LETTERE DAL SAHARA
REGIA: Vittorio De Seta
CAST: Djibril Kébé, Paola Ajmone Rondo
SCENEGGIATURA: Vittorio De Seta
ANNO: 2006
A cura di Davide Ticchi
VENEZIA 06’: LA DOCU-FICTION
E’ IMPAZZITA
Non parlo a caso nel titolo del mio pezzo, risalente alla prima giornata
ufficiale della Mostra lagunare, indirettamente, di uova. Per fare una crema
riuscita del bianco e del tuorlo di un uovo occorre rimescolare senza sosta,
omogeneamente il tutto, a rischio di fare impazzire anziché no questa
componente di infinite prelibatezze. Ciò sta alla cucina come il lavoro di De Seta per Lettere dal Sahara sta al cinema, ovvero un intento lodevole per la
veneranda età del regista di Banditi a
Orgosolo, ma senza la consapevolezza di come legare gli ingredienti del
documentario e della fiction oggi. Fondere lo stile del primo, sempre
interpretato da De Seta come
documento e trattato di vissuto, con quello del secondo, intrapreso invece come
il vissuto stesso che si fa narrativa, e crea così l’assunto di docu e
fiction. Così era per le produzioni più note del regista palermitano, che ormai
risalgono a più di quarant’anni fa (Banditi
a Orgosolo, Un uomo a metà,
ecc.), e così è oggi, dopo che versioni dei suoi vecchi film vengono restaurate
e riproposte, lui si fa avanti preceduto ancora dalla mdp, questa volta
digitale e opacizzata. Poco nitida perché, ci spiace ammetterlo, ma la qualità
del digitale da lui utilizzato lascia alquanto a desiderare (vedasi la sequenza
dei lampi), anche se al contempo ci riporta a quella dimensione di
artigianalità che ha da sempre contraddistinto il suo fare cinema, manuale,
manifatturiero, quasi pastorale.
I calli alle mani ed il lavoro duro ci piace credere siano i temi dominanti che
hanno portato alla scrittura della sceneggiatura di un De Seta che si esime dal pronunciarsi, spersonalizzando così
ampiamente il suo film e cedendolo in balia dei venti anti-razzisti
dall’eco tipico di una paternale senile e didascalica, negli ultimi dieci
minuti di Lettere dal Sahara. Qui si
concretizza per la prima volta la definizione di docu-fiction, in quel monologo
del maestro che parla ai bambini della condizione sociale internazionale del
popolo africano, sottomesso alla “superiorità” dei bianchi, che sa
tanto di voce off diegetica. Prende spunto dall’esperienza di Assane, un
giovane senegalese approdato in Italia per lavoro e tornato al suo paese poco
dopo, per assuefarci alla morale retorica finale, redatta a tavolino e cosparsa
di luoghi comuni giusto indicati ad un pubblico infantile.

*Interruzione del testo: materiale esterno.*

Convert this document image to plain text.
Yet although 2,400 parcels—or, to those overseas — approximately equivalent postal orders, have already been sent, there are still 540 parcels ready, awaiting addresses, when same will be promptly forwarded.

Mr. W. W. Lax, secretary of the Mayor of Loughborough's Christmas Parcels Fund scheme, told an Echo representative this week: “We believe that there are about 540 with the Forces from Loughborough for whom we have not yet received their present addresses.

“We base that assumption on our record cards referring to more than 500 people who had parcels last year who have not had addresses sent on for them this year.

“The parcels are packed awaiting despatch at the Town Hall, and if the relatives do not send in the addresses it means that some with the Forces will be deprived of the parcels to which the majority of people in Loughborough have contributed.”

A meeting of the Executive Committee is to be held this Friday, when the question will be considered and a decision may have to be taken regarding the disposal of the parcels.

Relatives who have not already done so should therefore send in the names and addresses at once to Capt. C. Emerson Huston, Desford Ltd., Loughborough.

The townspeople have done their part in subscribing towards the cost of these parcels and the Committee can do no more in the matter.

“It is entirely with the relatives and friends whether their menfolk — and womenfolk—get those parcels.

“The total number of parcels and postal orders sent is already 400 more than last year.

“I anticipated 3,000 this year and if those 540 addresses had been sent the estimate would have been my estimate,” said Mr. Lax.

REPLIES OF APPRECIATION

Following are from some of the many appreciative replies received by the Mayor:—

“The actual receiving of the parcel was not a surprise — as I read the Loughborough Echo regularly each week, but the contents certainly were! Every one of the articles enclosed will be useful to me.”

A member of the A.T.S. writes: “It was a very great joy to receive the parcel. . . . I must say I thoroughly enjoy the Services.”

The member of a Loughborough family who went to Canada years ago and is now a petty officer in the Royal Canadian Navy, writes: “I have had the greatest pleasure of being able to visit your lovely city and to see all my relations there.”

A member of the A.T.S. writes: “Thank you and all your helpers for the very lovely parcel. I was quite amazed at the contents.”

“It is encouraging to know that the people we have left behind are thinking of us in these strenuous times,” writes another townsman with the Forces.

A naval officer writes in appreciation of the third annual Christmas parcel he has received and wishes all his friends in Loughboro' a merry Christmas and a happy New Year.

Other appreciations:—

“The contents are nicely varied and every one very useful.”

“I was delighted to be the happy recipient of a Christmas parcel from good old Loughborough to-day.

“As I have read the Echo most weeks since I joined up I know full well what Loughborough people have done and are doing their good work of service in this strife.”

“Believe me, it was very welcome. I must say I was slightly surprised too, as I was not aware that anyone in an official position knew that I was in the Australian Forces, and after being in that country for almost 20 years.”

Senza voler passare per carnefici di un’opera che comunque segue, pedina
per due ore il “vivere” beffardo e sventurato di un
“negro” in Italia, ci sentiamo di fare un riferimento e porre una
speranza su di un altro cineasta secolare ancora in vita: Manoel De Oliveira. Costui all’età di novantasette anni
realizza opere “ultraterrene”, come sono state definite da molti,
poste in bilico tra vita e morte e comunque rigonfie di sapienza ed esperienza.
Oggi Vittorio De Seta, che seppure fa
della docu-fiction, all’età di ottantatre anni sembra volersi tenere
tutto per sé. Ci aspettiamo una perla di saggezza e nella vaschetta non abbiamo
altro che un uovo sbattuto, che non è riuscito ad amalgamare due componenti
fondamentali, documentario e fiction. Queste si inseguono e sovrappongono per
due ore tediando lo spettatore e “sorprendendolo” con una obsoleta
morale conclusiva di umanità dei neri e disumanità dei bianchi, gli uni perché
arretrati tecnologicamente e gli altri perché fagocitati dalle macchine.